To our knowledge, this is the first study to provide ex-vivo data on the physical properties of SurgiMend Meshed ADM. With the mesh at full stretch used as a “tent,” there was less vertical displacement than when used as a “hammock.” The “tent” technique should therefore be used to create upright breasts, whereas the “hammock” technique should be used when a greater degree of ptosis is required. When the ADM was sutured lax, vertical displacement was uncontrolled, and therefore this would not be recommended unless there are specific clinical reasons.

Suturing through a single rhomboid loop or through the mesh edge itself produced equivalent results. Suturing the mesh as a “bunched up” entity leaves uneven mounds. In addition, trying to fit the ADM under tension over larger implants causes distortion, pulling on the suture points in an undesired manner, thus disrupting lines of tensile strength over the implant surface.

Vertical or horizontal orientation of the mesh provided equivalent implant support either as a “tent” or as a “hammock.” However, transverse orientation of the mesh allowed coverage of larger implants, with less distortion of the lines of tensile strength.

This ex-vivo study has a number of limitations.
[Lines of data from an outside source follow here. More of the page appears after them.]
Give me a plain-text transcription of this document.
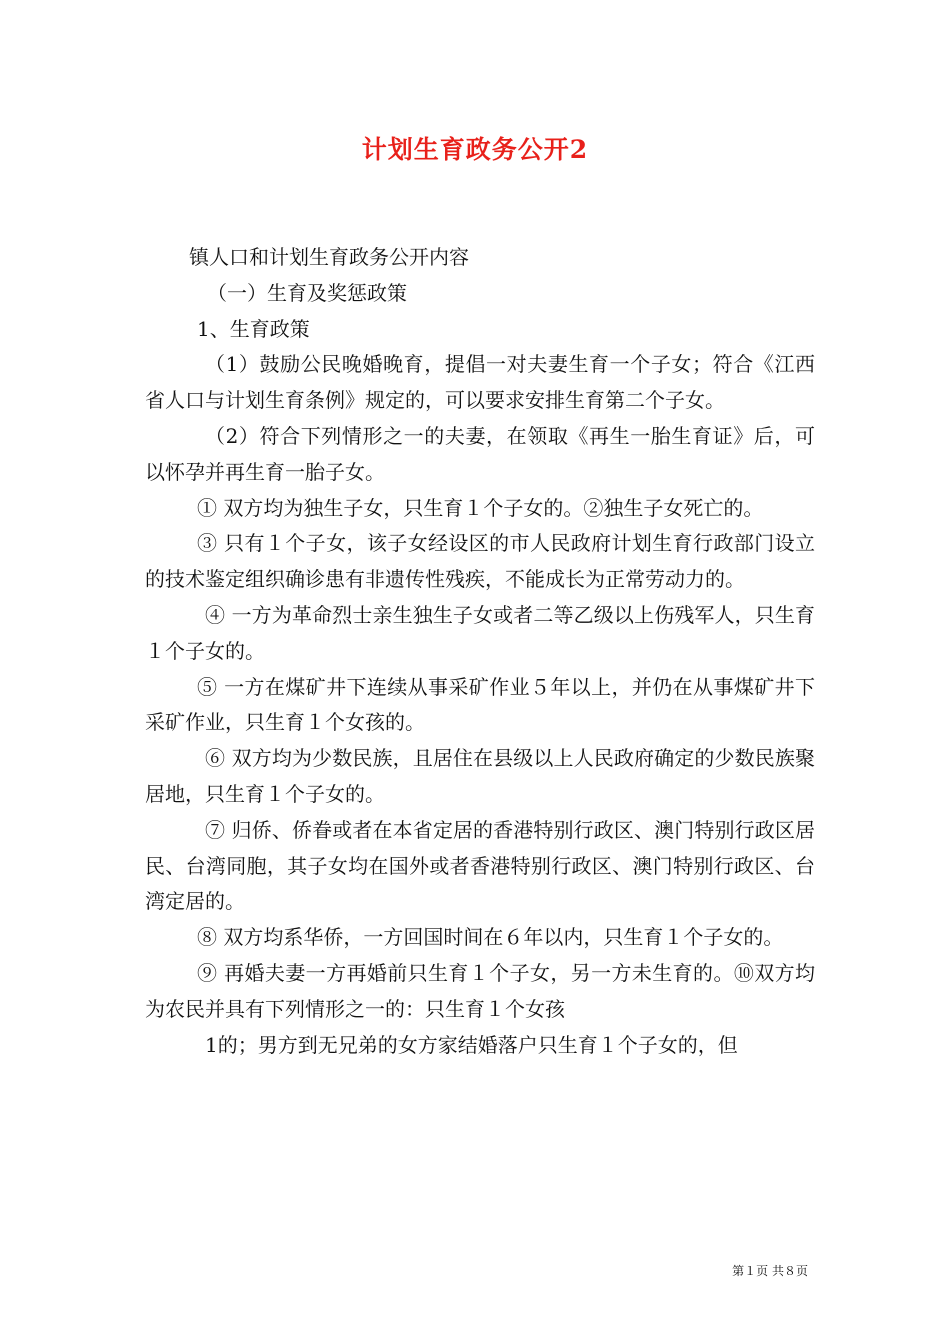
计划生育政务公开2

镇人口和计划生育政务公开内容

（一）生育及奖惩政策

1、生育政策

（1）鼓励公民晚婚晚育，提倡一对夫妻生育一个子女；符合《江西省人口与计划生育条例》规定的，可以要求安排生育第二个子女。

（2）符合下列情形之一的夫妻，在领取《再生一胎生育证》后，可以怀孕并再生育一胎子女。

① 双方均为独生子女，只生育１个子女的。②独生子女死亡的。

③ 只有１个子女，该子女经设区的市人民政府计划生育行政部门设立的技术鉴定组织确诊患有非遗传性残疾，不能成长为正常劳动力的。

④ 一方为革命烈士亲生独生子女或者二等乙级以上伤残军人，只生育１个子女的。

⑤ 一方在煤矿井下连续从事采矿作业５年以上，并仍在从事煤矿井下采矿作业，只生育１个女孩的。

⑥ 双方均为少数民族，且居住在县级以上人民政府确定的少数民族聚居地，只生育１个子女的。

⑦ 归侨、侨眷或者在本省定居的香港特别行政区、澳门特别行政区居民、台湾同胞，其子女均在国外或者香港特别行政区、澳门特别行政区、台湾定居的。

⑧ 双方均系华侨，一方回国时间在６年以内，只生育１个子女的。

⑨ 再婚夫妻一方再婚前只生育１个子女，另一方未生育的。⑩双方均为农民并具有下列情形之一的：只生育１个女孩

1的；男方到无兄弟的女方家结婚落户只生育１个子女的，但

第１页 共８页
Each experiment was conducted once, at room temperature, whereas clinical use of ADM is at body temperature. Moreover, the ex-vivo situation does not reflect biological interactions, including tissue integration. Another limitation is that dehydration in air required measurements to be taken within a few minutes with unreliable effects of dehydration and humidity beyond.

CONCLUSION

These results provide a physical basis on which the clinical application of SurgiMend Meshed ADM can be used with greater confidence.